The app-based Beam service will feature affordable pay-as-you-go rates, 'virtual docking' (parking) and an in-app safety school for rider education.
A public safety day will be held on Saturday, June 4, between 9am and 12 noon at Belmont 16 Footers, when the public can try the e-bikes.
Lake Macquarie mayor Kay Fraser said the trial would increase the "active transport options" in the area: "Demand for e-bikes is growing rapidly, and this trial will help gauge the community's appetite for a pay-as-you-go system, rather than the significant up-front cost of buying your own."
Beam's General Manager (ANZ) Tom Cooper said the company was "thrilled to be piloting Lake Macquarie's first shared micro-mobility trials, and to bring our industry leading e-bikes to the region.

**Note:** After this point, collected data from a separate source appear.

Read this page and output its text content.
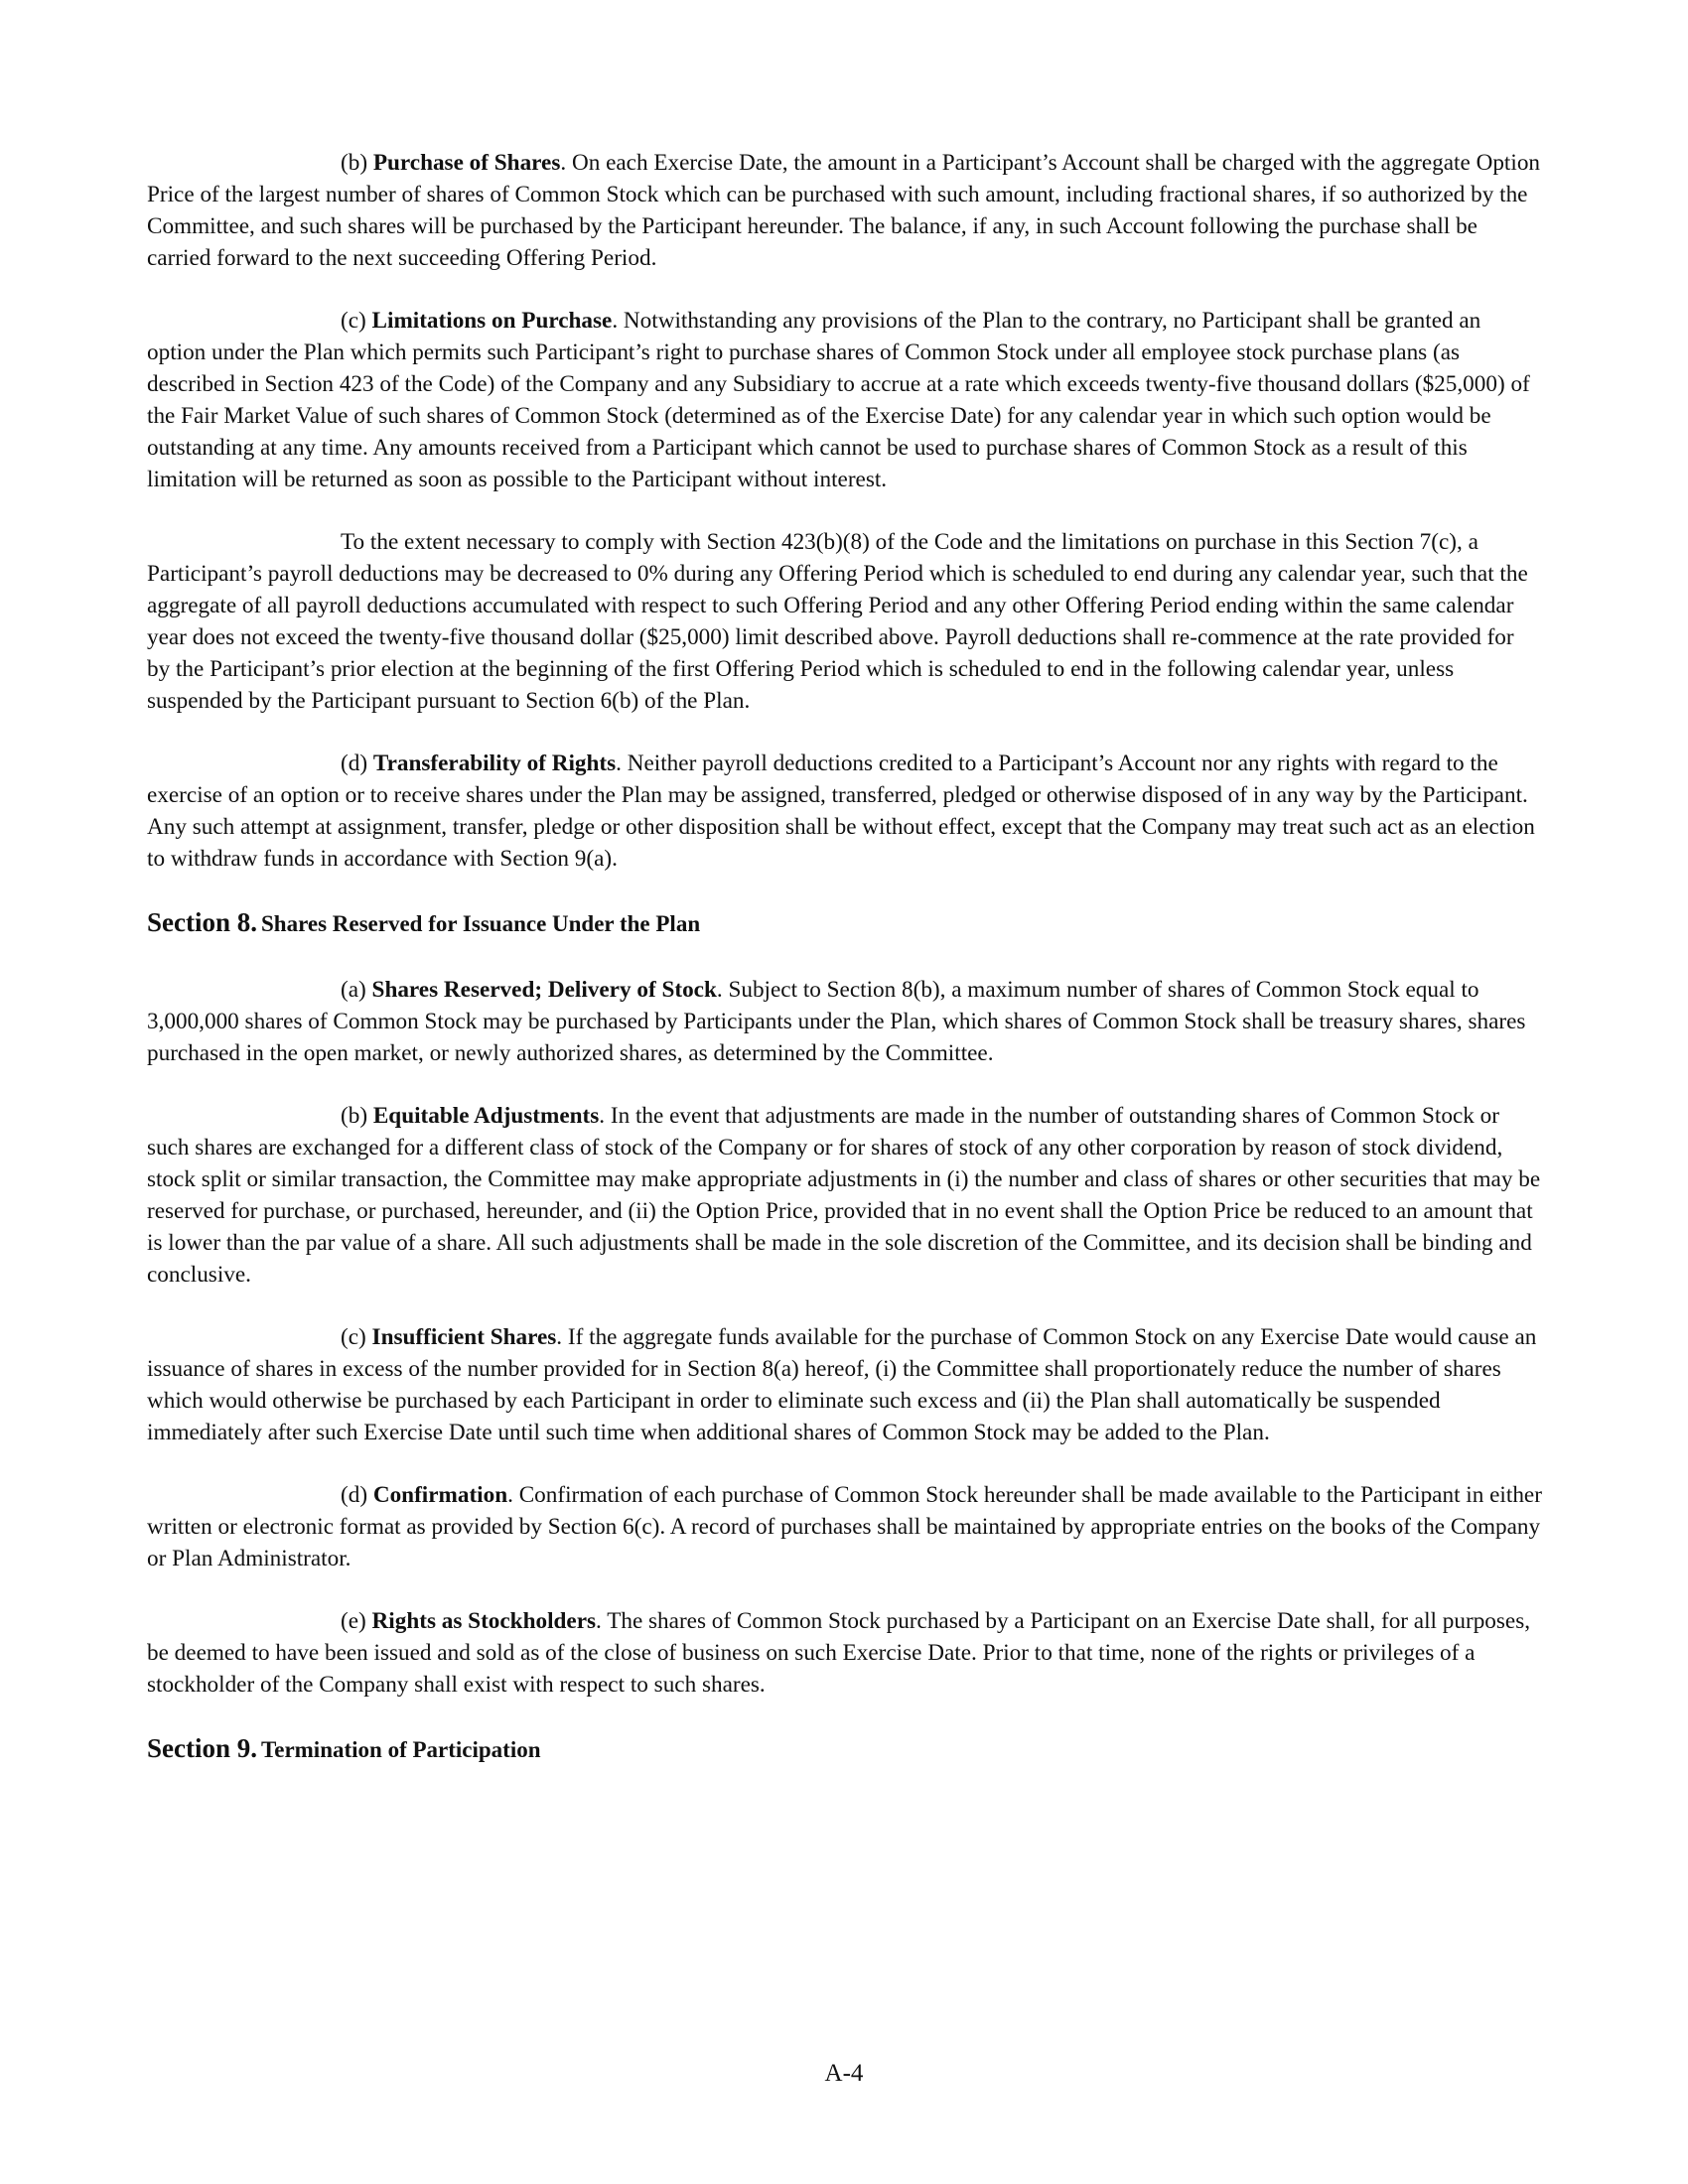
(b) Purchase of Shares. On each Exercise Date, the amount in a Participant’s Account shall be charged with the aggregate Option Price of the largest number of shares of Common Stock which can be purchased with such amount, including fractional shares, if so authorized by the Committee, and such shares will be purchased by the Participant hereunder. The balance, if any, in such Account following the purchase shall be carried forward to the next succeeding Offering Period.

(c) Limitations on Purchase. Notwithstanding any provisions of the Plan to the contrary, no Participant shall be granted an option under the Plan which permits such Participant’s right to purchase shares of Common Stock under all employee stock purchase plans (as described in Section 423 of the Code) of the Company and any Subsidiary to accrue at a rate which exceeds twenty-five thousand dollars ($25,000) of the Fair Market Value of such shares of Common Stock (determined as of the Exercise Date) for any calendar year in which such option would be outstanding at any time. Any amounts received from a Participant which cannot be used to purchase shares of Common Stock as a result of this limitation will be returned as soon as possible to the Participant without interest.

To the extent necessary to comply with Section 423(b)(8) of the Code and the limitations on purchase in this Section 7(c), a Participant’s payroll deductions may be decreased to 0% during any Offering Period which is scheduled to end during any calendar year, such that the aggregate of all payroll deductions accumulated with respect to such Offering Period and any other Offering Period ending within the same calendar year does not exceed the twenty-five thousand dollar ($25,000) limit described above. Payroll deductions shall re-commence at the rate provided for by the Participant’s prior election at the beginning of the first Offering Period which is scheduled to end in the following calendar year, unless suspended by the Participant pursuant to Section 6(b) of the Plan.

(d) Transferability of Rights. Neither payroll deductions credited to a Participant’s Account nor any rights with regard to the exercise of an option or to receive shares under the Plan may be assigned, transferred, pledged or otherwise disposed of in any way by the Participant. Any such attempt at assignment, transfer, pledge or other disposition shall be without effect, except that the Company may treat such act as an election to withdraw funds in accordance with Section 9(a).

Section 8. Shares Reserved for Issuance Under the Plan

(a) Shares Reserved; Delivery of Stock. Subject to Section 8(b), a maximum number of shares of Common Stock equal to 3,000,000 shares of Common Stock may be purchased by Participants under the Plan, which shares of Common Stock shall be treasury shares, shares purchased in the open market, or newly authorized shares, as determined by the Committee.

(b) Equitable Adjustments. In the event that adjustments are made in the number of outstanding shares of Common Stock or such shares are exchanged for a different class of stock of the Company or for shares of stock of any other corporation by reason of stock dividend, stock split or similar transaction, the Committee may make appropriate adjustments in (i) the number and class of shares or other securities that may be reserved for purchase, or purchased, hereunder, and (ii) the Option Price, provided that in no event shall the Option Price be reduced to an amount that is lower than the par value of a share. All such adjustments shall be made in the sole discretion of the Committee, and its decision shall be binding and conclusive.

(c) Insufficient Shares. If the aggregate funds available for the purchase of Common Stock on any Exercise Date would cause an issuance of shares in excess of the number provided for in Section 8(a) hereof, (i) the Committee shall proportionately reduce the number of shares which would otherwise be purchased by each Participant in order to eliminate such excess and (ii) the Plan shall automatically be suspended immediately after such Exercise Date until such time when additional shares of Common Stock may be added to the Plan.

(d) Confirmation. Confirmation of each purchase of Common Stock hereunder shall be made available to the Participant in either written or electronic format as provided by Section 6(c). A record of purchases shall be maintained by appropriate entries on the books of the Company or Plan Administrator.

(e) Rights as Stockholders. The shares of Common Stock purchased by a Participant on an Exercise Date shall, for all purposes, be deemed to have been issued and sold as of the close of business on such Exercise Date. Prior to that time, none of the rights or privileges of a stockholder of the Company shall exist with respect to such shares.

Section 9. Termination of Participation
A-4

"As micromobility becomes more commonplace in Australia, we believe its usage will only continue to increase exponentially, with more citizens engaging on the streets and leaving their cars behind," he said.
A spokesperson for Dantia said the trial would generate about 50 local jobs, including mechanics, safety advisors, marshalls and operations.
With regards to maps, the "geofencing" is still being finalised and will be announced as in a separate announcement closer to the launch in June.
Monica Zarafu, whose company BYKKO launched its e-bike platform in Newcastle in 2016, said BYKKO was planning to roll out its latest generation of technology in Newcastle and gradually replace its 100 e-bikes fleet with its newest model by the end of this year.
"We will also replace the existing docking stations with our new fast-charging docks for each bike," she said.